Il entra à Paris dans le brouillard gris du matin, comme un condamné qui
se dirige vers l'échafaud et qui ne voit pas le chemin qu'on lui fait
prendre. Il descendit chez Valérie. Descombes respirait encore, mais les
sourds gémissements de l'agonie avaient commencé. Il se ranima en
reconnaissant son ami et put lui dire à plusieurs reprises:
--Pardonne-moi! pardonne-moi!
Adriani réussit à lui faire comprendre, à lui faire croire que la somme
fatale n'avait pas été versée par Bosquet, et que sa ruine n'avait
aucune des conséquences funestes qui, sur toutes choses, tourmentaient
le moribond; mais le malheureux Descombes, tout en exhalant ses derniers
souffles, avait encore toute sa tête, toute sa mémoire. Il sentit
bientôt qu'Adriani le trompait pour le consoler.
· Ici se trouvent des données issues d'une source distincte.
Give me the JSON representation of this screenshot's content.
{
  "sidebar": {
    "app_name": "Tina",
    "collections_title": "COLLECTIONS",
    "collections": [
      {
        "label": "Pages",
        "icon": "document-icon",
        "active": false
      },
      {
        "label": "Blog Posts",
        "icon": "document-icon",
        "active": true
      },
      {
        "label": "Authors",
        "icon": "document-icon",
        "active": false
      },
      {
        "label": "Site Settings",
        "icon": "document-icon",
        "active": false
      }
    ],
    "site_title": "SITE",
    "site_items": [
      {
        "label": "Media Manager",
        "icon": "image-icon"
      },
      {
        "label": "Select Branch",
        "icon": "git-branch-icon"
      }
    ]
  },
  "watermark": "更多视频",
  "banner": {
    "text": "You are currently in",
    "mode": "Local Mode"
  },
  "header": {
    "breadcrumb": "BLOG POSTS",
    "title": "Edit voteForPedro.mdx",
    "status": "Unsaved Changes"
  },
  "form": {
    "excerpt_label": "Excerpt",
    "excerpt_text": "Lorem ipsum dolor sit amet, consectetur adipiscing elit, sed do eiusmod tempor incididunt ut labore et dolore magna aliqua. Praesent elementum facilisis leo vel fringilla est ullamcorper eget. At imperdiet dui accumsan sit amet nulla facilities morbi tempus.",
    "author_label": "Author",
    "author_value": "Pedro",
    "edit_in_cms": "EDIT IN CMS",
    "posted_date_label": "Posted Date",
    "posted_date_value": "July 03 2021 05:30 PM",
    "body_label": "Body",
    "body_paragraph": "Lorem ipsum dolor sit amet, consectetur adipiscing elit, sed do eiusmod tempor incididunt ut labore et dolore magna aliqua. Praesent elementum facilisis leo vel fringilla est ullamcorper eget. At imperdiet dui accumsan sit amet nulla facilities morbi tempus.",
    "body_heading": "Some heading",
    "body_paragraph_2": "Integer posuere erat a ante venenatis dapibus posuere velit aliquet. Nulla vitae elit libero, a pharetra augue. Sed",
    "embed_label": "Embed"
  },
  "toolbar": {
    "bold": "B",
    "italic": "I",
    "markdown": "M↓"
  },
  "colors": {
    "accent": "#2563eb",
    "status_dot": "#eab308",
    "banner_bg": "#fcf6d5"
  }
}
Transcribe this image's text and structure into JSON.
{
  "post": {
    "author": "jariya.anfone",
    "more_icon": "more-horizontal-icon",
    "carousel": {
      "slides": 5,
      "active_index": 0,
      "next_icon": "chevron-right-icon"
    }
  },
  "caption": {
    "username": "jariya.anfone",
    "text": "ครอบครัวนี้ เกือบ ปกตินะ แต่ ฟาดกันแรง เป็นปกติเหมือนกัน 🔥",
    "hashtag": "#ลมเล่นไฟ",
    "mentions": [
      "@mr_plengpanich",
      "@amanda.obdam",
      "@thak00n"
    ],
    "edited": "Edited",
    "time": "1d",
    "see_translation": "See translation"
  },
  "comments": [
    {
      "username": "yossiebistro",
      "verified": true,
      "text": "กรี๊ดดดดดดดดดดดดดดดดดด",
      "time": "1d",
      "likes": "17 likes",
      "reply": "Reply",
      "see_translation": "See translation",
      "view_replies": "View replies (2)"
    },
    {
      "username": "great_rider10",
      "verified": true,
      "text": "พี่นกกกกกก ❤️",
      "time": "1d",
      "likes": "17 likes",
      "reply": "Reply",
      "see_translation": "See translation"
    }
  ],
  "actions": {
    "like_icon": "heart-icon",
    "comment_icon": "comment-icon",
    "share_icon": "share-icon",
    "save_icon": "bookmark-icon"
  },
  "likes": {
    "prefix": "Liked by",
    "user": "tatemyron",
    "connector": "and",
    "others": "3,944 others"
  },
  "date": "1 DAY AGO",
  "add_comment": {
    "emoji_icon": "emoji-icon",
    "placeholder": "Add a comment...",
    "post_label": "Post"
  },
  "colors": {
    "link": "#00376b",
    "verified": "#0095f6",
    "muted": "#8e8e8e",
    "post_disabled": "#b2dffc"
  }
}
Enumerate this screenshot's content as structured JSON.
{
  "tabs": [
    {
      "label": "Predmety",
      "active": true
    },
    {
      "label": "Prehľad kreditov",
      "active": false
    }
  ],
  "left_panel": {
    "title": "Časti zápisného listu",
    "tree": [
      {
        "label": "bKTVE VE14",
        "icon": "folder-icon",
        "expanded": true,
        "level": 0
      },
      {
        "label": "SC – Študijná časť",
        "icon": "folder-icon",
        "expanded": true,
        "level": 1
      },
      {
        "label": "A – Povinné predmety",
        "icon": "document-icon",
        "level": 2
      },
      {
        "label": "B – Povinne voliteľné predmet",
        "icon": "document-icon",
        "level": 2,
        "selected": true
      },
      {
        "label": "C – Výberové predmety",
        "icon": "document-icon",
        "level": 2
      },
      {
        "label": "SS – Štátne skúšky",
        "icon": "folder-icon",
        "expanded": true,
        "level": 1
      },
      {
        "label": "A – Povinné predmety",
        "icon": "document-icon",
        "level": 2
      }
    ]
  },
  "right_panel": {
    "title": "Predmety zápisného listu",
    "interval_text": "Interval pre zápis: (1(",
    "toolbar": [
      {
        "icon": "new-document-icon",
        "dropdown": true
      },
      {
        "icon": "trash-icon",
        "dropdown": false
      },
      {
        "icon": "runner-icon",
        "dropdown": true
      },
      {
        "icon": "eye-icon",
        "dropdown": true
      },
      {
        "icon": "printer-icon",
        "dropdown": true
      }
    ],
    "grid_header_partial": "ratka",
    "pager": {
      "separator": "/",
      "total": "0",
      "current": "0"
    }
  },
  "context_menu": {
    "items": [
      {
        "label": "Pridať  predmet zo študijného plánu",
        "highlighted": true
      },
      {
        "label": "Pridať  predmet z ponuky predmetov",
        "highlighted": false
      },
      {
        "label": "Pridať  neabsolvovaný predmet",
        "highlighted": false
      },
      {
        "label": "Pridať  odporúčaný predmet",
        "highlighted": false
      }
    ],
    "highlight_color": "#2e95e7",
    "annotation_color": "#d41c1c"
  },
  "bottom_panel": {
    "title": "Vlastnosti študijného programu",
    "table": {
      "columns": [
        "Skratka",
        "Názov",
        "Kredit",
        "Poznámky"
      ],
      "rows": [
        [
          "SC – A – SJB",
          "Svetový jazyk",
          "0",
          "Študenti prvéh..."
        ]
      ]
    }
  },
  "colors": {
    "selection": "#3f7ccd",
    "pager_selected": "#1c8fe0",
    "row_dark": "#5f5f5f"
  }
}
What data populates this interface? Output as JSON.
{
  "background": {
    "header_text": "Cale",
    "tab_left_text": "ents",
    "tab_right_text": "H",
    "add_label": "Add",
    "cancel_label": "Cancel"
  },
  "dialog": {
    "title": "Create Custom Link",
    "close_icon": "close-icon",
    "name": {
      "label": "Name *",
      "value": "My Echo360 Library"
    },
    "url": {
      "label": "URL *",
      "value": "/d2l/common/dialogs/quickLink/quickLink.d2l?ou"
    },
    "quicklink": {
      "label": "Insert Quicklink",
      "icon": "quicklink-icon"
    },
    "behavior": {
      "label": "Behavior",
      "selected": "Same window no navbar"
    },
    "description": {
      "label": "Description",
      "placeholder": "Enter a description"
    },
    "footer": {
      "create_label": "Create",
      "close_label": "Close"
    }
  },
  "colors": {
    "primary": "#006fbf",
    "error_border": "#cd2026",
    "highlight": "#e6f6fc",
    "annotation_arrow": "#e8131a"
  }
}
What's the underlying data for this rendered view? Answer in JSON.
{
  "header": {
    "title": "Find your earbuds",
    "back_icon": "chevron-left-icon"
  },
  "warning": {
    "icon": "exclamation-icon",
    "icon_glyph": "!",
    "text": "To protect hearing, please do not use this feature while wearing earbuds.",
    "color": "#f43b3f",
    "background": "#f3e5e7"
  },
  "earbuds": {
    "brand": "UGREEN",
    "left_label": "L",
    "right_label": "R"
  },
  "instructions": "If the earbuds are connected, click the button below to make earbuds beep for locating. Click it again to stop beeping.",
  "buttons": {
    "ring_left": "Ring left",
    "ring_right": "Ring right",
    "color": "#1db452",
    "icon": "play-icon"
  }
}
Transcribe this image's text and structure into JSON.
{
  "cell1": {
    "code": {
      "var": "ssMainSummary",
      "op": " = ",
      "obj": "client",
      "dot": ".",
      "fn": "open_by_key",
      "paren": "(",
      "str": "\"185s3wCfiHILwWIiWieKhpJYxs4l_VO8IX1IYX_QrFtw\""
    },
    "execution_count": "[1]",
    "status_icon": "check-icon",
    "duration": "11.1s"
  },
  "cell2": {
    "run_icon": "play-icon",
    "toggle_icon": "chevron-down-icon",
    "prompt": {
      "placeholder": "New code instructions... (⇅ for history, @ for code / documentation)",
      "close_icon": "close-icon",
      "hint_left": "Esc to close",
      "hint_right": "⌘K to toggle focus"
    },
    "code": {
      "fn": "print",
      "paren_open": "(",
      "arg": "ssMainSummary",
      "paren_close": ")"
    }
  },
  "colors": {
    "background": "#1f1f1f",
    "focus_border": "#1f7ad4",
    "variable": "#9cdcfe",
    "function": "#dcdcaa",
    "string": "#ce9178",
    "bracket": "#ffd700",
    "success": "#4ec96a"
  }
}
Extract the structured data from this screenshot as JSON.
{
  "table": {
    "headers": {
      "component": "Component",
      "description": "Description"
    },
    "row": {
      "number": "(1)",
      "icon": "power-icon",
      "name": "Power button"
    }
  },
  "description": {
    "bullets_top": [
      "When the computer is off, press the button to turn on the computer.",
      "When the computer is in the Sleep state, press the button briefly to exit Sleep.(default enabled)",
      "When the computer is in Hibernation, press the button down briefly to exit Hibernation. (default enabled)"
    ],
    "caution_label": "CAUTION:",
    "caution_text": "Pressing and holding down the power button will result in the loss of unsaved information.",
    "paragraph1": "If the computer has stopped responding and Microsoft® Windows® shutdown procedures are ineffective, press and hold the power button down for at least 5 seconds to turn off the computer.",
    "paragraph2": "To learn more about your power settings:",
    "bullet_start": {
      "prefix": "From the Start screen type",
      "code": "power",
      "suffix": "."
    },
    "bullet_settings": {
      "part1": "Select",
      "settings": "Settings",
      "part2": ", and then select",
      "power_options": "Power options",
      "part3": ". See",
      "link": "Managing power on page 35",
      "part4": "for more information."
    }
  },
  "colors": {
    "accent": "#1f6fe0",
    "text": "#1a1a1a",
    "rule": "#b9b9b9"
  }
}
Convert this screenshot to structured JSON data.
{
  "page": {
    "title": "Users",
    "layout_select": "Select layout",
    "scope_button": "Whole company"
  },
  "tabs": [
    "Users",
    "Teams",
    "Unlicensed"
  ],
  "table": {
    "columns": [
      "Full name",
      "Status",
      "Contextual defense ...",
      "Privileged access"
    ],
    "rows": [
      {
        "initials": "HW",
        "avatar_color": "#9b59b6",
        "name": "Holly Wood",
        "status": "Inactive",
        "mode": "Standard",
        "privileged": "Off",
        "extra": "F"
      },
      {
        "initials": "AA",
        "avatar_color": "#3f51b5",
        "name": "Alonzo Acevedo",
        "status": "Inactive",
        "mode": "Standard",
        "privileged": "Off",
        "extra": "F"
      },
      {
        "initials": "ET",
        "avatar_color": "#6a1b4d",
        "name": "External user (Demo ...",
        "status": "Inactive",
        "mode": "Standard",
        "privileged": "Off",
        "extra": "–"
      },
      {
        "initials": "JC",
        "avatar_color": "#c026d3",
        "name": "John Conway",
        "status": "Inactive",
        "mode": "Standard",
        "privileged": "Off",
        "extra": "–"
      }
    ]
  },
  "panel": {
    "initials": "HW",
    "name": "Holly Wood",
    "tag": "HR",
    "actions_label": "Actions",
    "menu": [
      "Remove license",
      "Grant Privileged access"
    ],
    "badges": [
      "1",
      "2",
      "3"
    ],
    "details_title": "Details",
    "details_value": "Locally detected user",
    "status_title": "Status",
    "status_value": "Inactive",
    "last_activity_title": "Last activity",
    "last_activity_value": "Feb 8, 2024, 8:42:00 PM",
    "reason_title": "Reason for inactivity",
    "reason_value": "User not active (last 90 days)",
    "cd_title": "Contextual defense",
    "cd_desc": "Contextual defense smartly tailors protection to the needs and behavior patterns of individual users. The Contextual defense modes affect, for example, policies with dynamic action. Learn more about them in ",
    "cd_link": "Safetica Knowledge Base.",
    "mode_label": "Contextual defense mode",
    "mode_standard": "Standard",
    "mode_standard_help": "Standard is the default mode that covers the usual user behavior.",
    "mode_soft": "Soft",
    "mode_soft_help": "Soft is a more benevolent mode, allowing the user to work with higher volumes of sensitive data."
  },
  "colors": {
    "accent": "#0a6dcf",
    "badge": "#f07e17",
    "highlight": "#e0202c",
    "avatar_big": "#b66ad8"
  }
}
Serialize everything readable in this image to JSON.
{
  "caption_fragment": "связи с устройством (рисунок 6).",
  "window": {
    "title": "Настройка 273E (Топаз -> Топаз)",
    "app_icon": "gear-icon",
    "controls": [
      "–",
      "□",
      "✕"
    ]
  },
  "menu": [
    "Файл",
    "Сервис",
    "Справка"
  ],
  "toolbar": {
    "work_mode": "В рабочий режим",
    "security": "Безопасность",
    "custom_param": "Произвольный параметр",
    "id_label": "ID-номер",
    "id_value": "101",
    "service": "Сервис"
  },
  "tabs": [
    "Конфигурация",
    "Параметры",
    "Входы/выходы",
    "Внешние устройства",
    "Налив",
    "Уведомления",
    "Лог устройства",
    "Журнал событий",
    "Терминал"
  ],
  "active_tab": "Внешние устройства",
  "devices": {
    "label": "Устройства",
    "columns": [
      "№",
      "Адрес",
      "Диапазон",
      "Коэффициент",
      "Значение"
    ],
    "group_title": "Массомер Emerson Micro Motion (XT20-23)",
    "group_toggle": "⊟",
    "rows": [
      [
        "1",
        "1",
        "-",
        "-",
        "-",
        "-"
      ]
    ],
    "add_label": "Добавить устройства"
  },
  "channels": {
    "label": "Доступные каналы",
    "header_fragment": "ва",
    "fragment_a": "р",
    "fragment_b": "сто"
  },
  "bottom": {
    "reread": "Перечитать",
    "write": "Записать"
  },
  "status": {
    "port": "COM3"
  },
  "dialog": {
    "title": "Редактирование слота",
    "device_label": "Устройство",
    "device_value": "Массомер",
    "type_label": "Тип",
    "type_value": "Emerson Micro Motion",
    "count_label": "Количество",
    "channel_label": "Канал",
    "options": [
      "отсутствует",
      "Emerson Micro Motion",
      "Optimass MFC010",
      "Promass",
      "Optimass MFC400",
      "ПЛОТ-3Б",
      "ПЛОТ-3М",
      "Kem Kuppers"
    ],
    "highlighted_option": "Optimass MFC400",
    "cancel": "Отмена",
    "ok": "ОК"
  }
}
--Généreux! lui dit-il avec un regard de douleur suprême.
Puis sa raison se perdit tout à coup; il cria des mots d'argot de la
Bourse, vit des chiffres formidables passer devant ses yeux, et
s'efforça de les effacer avec ses mains convulsives; puis il se prit à
rire, disant:
--La misère!... l'art!... Je suis peintre!...
Ce furent ses dernières paroles. Ses dents craquèrent dans d'affreux
grincements. Il expira.
Adriani demeura atterré auprès de ce lit de mort, qui était celui de sa
propre destruction morale. Valérie l'emmena dans son salon.
--Adriani, lui dit-elle, je suis consternée et navrée. Pourtant ma
douleur ne peut se comparer à la vôtre: Descombes ne m'a pas aimée.